Worship (On My Knees Duet 1)
Page 23
My mother is from Jersey, I type as I squeeze myself.
I take another video, this one with the camera on my balls as they bounce. After sending that, I write, I have a cabin there. Near Atsion Lake
I don’t wait for his reply before firing off another quick enticement: Remember what I wanted you to do to me?
I think of him pushing into me, the pressure and the shock, and my dick pressed to the mattress, oozing as I grunt and shake beneath him. I think of his hard chest, his warm, tanned skin. I picture him thrusting his cock down my throat, and I blow my load for the phone’s camera. I send the story right after.
I wait ten, then twenty, thirty minutes…forty.
Too much, too soon. Fuck! I turn over on my side, rubbing my face and my temples. The warm air in my room seems to lie on me as I tug my hair and squeeze my cock and hate myself and him.
It feels like forever that I lie there, thinking now of fucking him—the way I’d push into his tight hole and grind him to the floor. I’d make him bark and moan until his face was pushed against the carpet. I’d reach between his legs and find his cock and feel the stream of cum, the pool of cum below him.
Mine.
I roll onto my back and exhale long and slow. Stare up at the ceiling till my vision blurs.
It’s over, V.
I grab my phone and check my texts and then Twitter before I try Instagram again. I’ve had a message waiting there for nineteen minutes.
What’s the address?* * *Luke
It’s lust that books the car and gets me to the elevator. I look at the sleek, reflective floor as I ride down. I see mostly gray gym shorts and a soft, white Under Armour shirt. As I get the rental from valet, I think about a cap. I should have worn a ball cap, but…distracted.
I’m on the parkway, speeding through the dark toward I-895, when I realize I didn’t pack a bag. I guess that’s good. I’m not staying.
I crack my window, suck back a big breath of night-cool air. Mid September on the east coast, there’s a bite to it.
This is very stupid. Even as I think it, I ignore it. Since March, I’ve been distracted and dissatisfied. Tonight, I’ll get it out of me. So I can move on. It’s…necessity. Like scratching an itch.
Still, I can’t deny the quick throb of my heart, the rush of my blood as I pass Baltimore and fly toward Aberdeen. I stop for gas in Childs, bouncing on my heels as I wait for the tank to fill. When I get back in, I have a text from Vance.
Trenton, baby. You all good?
I draw a breath and push it out and select “share location” from my iPhone to his. A minute later, he replies.
K cool, I’ll be waiting. It’s not near the rentals, but I brought a ski mask for u just in case
I shake my head, smiling despite myself.
Kidding. Brought a hoodie
I close my eyes. Be safe, I text back, before pulling onto the road.

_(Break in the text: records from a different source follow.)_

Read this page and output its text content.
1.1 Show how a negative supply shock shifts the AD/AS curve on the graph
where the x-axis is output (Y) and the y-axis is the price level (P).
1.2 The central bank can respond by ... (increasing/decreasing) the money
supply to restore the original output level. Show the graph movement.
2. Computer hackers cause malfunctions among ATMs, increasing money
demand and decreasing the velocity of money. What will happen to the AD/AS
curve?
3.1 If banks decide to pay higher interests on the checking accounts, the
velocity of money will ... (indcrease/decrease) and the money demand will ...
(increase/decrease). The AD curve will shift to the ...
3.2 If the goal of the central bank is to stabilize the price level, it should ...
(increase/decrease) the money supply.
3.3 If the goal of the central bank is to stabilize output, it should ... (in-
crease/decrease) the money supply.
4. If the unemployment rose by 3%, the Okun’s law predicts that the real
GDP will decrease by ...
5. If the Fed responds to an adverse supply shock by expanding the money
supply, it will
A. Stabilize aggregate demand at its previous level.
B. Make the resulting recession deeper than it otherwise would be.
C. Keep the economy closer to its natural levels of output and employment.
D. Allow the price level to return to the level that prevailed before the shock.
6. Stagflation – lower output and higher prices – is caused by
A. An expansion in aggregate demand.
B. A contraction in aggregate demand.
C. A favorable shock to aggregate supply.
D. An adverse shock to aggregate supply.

Sometimes I think of Dad—the way he went out for that milkshake and he didn’t come back.
Please make sure he’s safe. Please help me.

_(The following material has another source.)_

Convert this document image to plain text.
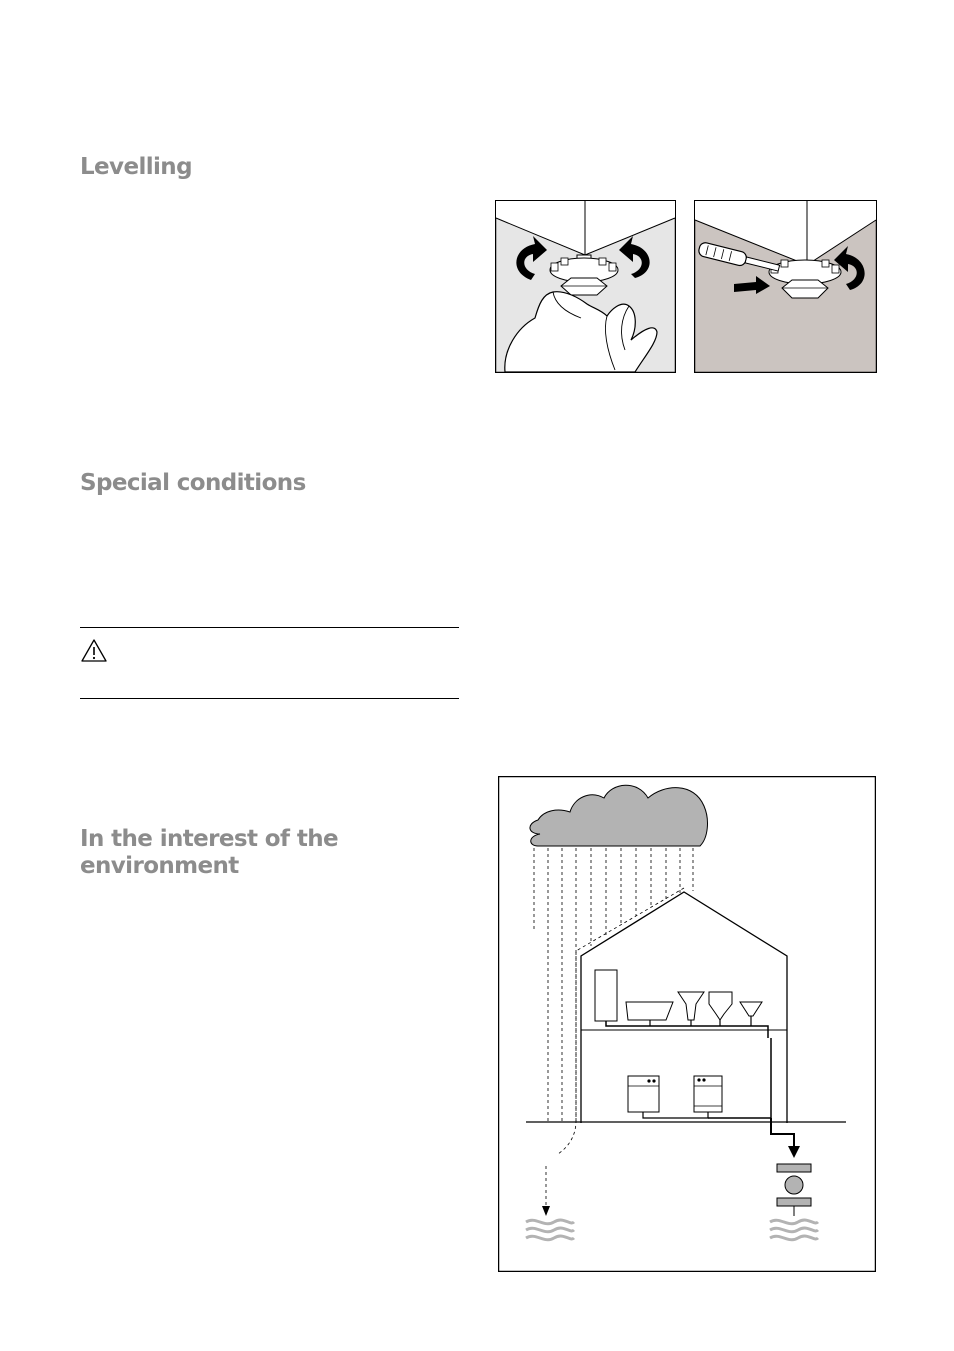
Levelling
Special conditions
In the interest of the
environment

I wait for fear and guilt to twist in my chest. Instead, I feel the weight of vacancy. I turn on the radio and pull into the left lane.
Carneys Point pops up in what feels like twelve years and no time at all—with it, a mile marker for Atsion Lake. I decide to slow down for the last hour. The last thing I need is to get pulled over.
“Where ya going, sir?”
Thick woods cloak the highway, swaying so the tall trees feel a little sentient. There’s tail lights out in front of me and some cars headed south, but mostly, the freeway’s dark and lonely. I check the clock on my rented Infiniti and find it’s 10:05 PM.
Lights and buildings start to spring up around exits, and I realize…this is Philly’s outskirts. I feel like an actor in a movie. Once again, I search myself for guilt or unease, but I can’t find either. The truth is, I’m desperate to see him again. He’s been living in my head since I let him off my yacht with no more than a clap on the back. The truth is, I feel no fear. I feel nothing but desire, and I’m tired of tamping it down.
Around the Medford exit, things start feeling rural. Fields fan out between tufts of forest. The moon has pushed out from behind the clouds, splashing rich, white light over the car’s hood.
I can feel my pulse thrum in my ears and eyes. My chest feels heavy, like I’ve swallowed something leaden. I inhale through my nose, exhale slowly through my mouth, and focus on the road.